According to Wikipedia,
The Kahan summation algorithm (also known as compensated summation) significantly reduces the numerical error in the total obtained by adding a sequence of finite precision floating point numbers, compared to the obvious approach. This is done by keeping a separate running compensation (a variable to accumulate small errors).
In pseudocode, the algorithm is:
function kahanSum(input) var sum = input[1] var c = 0.0 //A running compensation for lost low-order bits. for i = 2 to input.length y = input[i] - c //So far, so good: c is zero. t = sum + y //Alas, sum is big, y small, so low-order digits of y are lost. c = (t - sum) - y //(t - sum) recovers the high-order part of y; subtracting y recovers -(low part of y) sum = t //Algebraically, c should always be zero.
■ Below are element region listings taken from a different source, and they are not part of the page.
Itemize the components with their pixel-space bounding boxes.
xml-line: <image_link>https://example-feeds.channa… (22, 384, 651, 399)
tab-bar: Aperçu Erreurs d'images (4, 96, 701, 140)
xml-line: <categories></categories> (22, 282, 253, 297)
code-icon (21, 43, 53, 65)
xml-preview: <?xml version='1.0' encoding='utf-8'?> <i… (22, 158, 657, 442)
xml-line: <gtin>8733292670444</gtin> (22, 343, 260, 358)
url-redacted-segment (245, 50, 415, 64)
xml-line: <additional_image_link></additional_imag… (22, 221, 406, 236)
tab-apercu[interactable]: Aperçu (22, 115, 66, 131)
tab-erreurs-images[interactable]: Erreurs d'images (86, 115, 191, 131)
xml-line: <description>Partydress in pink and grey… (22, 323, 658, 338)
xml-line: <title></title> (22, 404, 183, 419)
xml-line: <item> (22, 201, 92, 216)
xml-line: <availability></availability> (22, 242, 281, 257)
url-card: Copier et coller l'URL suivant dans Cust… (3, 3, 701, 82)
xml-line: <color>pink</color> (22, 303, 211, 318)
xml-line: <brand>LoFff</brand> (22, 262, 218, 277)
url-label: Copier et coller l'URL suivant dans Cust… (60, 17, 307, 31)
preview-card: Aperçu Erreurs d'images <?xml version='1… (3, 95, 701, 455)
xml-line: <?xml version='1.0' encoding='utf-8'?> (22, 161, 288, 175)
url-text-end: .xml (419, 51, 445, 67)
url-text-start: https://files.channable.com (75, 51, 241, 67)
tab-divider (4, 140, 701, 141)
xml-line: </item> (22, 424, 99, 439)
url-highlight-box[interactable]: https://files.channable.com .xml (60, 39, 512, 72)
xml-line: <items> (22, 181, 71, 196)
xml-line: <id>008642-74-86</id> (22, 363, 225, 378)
Beware eagerly optimising compilers! next i //Next time around, the lost low part will be added to y in a fresh attempt. return sum
Solution 3:
I tried out the extreme example in the answer supplied by Steve Jessop.
#include <iostream>
#include <iomanip>
#include <cmath>
int main()
{
long billion = 1000000000;
double big = 1.0;
double small = 1e-9;
double expected = 2.0;
double sum = big;
for (long i = 0; i < billion; ++i)
sum += small;
std::cout << std::scientific << std::setprecision(1) << big << " + " << billion << " * " << small << " = " <<
std::fixed << std::setprecision(15) << sum <<
" (difference = " << std::fabs(expected - sum) << ")" << std::endl;
sum = 0;
for (long i = 0; i < billion; ++i)
sum += small;
sum += big;
std::cout << std::scientific << std::setprecision(1) << billion << " * " << small << " + " << big << " = " <<
std::fixed << std::setprecision(15) << sum <<
" (difference = " << std::fabs(expected - sum) << ")" << std::endl;
return 0;
}
I got the following result:
1.0e+00 + 1000000000 * 1.0e-09 = 2.000000082740371 (difference = 0.000000082740371)
1000000000 * 1.0e-09 + 1.0e+00 = 1.999999992539933 (difference = 0.000000007460067)
The error in the first line is more than ten times bigger in the second.
If I change the double
s to float
s in the code above, I get:
1.0e+00 + 1000000000 * 1.0e-09 = 1.000000000000000 (difference = 1.000000000000000)
1000000000 * 1.0e-09 + 1.0e+00 = 1.031250000000000 (difference = 0.968750000000000)
Neither answer is even close to 2.0 (but the second is slightly closer).
Using the Kahan summation (with double
s) as described by Daniel Pryden:
#include <iostream>
#include <iomanip>
#include <cmath>
int main()
{
long billion = 1000000000;
double big = 1.0;
double small = 1e-9;
double expected = 2.0;
double sum = big;
double c = 0.0;
for (long i = 0; i < billion; ++i) {
double y = small - c;
double t = sum + y;
c = (t - sum) - y;
sum = t;
}
std::cout << "Kahan sum = " << std::fixed << std::setprecision(15) << sum <<
" (difference = " << std::fabs(expected - sum) << ")" << std::endl;
return 0;
}
I get exactly 2.0:
Kahan sum = 2.000000000000000 (difference = 0.000000000000000)
And even if I change the double
s to float
s in the code above, I get:
Kahan sum = 2.000000000000000 (difference = 0.000000000000000)
It would seem that Kahan is the way to go!